Cette « Baraka » en retour, qui m’a sauvé d’un accident fâcheux, a aussi déconstruit les bases de lancement des ogives humaines et leurs commanditaires, a détruit les catapultes des boulets en chaire humaine que les dictateurs instrumentalisaient cyniquement. Cette « Baraka » qui a définitivement rompu le rêve de la Harga vers le nord par la déception et la désillusion des milliers de jeunes aspirants. Elle a aussi protégé, cette terre d’accueil, de paix, de solidarité, d’humanité, des milliers de missiles, des armes chimiques, des mines, de l’artillerie lourde…qui n’avaient pas d’autres cibles que le sud Tunisien…

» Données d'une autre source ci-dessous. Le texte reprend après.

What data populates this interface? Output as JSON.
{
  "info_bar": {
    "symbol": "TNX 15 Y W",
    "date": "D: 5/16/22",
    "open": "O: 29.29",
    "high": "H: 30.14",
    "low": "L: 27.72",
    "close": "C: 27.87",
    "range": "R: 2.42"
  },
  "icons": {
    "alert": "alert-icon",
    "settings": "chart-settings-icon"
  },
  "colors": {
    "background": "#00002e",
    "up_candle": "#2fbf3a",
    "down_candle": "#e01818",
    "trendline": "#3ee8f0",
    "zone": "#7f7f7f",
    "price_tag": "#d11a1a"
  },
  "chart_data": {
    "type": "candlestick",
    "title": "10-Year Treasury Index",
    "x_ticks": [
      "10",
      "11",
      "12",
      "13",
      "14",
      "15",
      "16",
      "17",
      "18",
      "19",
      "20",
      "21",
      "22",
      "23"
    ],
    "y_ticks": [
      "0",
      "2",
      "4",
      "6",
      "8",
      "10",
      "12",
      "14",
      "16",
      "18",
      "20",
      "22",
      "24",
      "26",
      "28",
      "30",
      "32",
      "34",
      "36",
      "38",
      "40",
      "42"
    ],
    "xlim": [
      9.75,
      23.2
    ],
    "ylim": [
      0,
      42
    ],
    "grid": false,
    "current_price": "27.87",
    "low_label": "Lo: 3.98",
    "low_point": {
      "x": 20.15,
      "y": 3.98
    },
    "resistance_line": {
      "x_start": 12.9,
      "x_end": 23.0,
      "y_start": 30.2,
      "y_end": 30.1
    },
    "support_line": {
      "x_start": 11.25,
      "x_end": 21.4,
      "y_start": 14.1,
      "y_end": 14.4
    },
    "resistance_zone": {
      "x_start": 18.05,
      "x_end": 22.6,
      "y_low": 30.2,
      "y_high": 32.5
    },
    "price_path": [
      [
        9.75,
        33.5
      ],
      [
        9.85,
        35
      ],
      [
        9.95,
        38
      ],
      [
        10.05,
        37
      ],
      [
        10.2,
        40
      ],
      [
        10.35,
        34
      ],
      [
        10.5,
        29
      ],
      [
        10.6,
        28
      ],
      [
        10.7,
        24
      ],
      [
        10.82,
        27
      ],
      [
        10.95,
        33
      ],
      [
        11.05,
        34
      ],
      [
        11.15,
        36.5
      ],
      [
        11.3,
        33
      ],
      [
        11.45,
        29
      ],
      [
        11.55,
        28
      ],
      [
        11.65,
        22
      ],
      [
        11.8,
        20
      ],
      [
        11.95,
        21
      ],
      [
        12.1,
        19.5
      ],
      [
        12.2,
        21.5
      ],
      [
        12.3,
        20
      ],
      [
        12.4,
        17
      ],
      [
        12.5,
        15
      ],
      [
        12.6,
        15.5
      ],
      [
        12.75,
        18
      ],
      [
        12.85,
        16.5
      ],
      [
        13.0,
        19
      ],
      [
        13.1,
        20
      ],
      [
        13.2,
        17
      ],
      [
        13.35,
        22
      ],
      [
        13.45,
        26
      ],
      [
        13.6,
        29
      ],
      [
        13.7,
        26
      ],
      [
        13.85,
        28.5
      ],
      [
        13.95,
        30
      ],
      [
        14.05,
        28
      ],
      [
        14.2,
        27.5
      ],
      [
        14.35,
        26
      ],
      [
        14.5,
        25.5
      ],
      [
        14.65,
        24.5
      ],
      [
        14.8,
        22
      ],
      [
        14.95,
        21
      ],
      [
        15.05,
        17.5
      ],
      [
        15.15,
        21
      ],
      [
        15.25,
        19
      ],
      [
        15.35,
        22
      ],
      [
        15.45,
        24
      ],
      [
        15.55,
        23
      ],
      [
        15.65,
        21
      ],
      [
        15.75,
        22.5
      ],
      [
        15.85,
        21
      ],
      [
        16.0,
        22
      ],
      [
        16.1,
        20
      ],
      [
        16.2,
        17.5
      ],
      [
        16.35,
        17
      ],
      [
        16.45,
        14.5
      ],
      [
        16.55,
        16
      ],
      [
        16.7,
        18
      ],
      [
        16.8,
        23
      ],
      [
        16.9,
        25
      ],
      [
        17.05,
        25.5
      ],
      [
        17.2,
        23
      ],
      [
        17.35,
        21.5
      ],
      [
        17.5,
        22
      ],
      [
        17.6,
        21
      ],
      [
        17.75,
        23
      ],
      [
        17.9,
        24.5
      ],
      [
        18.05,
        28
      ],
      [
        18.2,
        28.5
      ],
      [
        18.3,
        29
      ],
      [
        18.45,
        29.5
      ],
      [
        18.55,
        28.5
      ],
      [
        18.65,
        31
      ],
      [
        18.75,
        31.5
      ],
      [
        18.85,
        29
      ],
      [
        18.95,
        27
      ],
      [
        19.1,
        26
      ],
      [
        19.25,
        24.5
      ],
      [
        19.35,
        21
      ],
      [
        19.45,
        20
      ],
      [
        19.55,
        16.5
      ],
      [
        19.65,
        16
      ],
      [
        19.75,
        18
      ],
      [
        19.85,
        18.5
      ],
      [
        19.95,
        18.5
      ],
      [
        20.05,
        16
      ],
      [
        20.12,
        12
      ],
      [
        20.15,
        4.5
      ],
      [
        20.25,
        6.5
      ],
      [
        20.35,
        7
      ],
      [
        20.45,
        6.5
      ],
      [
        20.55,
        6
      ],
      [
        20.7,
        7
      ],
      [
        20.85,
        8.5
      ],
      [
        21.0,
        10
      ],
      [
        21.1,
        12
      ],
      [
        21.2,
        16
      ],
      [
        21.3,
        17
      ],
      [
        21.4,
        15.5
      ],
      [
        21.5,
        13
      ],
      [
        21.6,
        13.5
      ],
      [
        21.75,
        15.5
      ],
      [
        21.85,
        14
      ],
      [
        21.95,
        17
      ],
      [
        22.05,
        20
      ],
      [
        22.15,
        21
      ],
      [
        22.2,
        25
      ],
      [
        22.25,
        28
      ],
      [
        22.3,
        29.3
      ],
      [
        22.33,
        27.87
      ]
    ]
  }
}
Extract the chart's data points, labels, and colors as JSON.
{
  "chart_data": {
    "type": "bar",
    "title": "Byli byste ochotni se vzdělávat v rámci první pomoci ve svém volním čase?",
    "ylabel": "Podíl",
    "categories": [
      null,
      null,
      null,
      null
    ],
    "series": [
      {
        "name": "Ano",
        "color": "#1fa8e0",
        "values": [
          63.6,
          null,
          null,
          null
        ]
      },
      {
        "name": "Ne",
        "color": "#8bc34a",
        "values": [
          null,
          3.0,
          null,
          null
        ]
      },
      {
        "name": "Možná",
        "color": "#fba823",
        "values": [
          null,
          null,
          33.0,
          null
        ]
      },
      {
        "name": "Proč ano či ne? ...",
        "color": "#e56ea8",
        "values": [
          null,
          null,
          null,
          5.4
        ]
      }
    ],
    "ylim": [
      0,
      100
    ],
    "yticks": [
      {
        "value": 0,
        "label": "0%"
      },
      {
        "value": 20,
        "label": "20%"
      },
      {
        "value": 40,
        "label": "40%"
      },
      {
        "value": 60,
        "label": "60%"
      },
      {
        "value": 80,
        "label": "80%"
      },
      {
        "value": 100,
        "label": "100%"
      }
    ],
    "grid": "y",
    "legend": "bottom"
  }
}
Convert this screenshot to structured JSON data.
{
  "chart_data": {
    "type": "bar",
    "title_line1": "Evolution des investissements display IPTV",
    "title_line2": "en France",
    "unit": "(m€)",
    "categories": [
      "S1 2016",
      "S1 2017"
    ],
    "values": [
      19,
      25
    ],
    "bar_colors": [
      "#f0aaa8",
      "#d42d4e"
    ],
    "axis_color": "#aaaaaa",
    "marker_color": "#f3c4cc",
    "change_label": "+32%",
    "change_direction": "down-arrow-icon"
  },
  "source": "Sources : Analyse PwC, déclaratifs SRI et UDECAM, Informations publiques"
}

Cette « Baraka » qui se manifesta, quand le gri-gri de la jungle s’inspira de la mer, quand les prières supra religieuses de Boughmiga parvinrent à l’au-delà, quand les lamentations des corps flottant sur les vagues, les souffrances des mères meurtries dans l’attente d’un retour de l’enfant chéri, quand les cris de désapprobation des cormorans blancs au dessus des barques coulantes… retentirent dans d’interminables échos de plaintes…, est certainement, l’offrande de Mamadou, à l’humanité des hommes, pour finir avec les violences et les nonsenses.

Merci, Mamadou II, merci mon ami, que ton aura investisse les cœurs des hommes de la mer, du désert, de la jungle et du foret, pour y insuffler sagesse, paix et bonheur pour tous.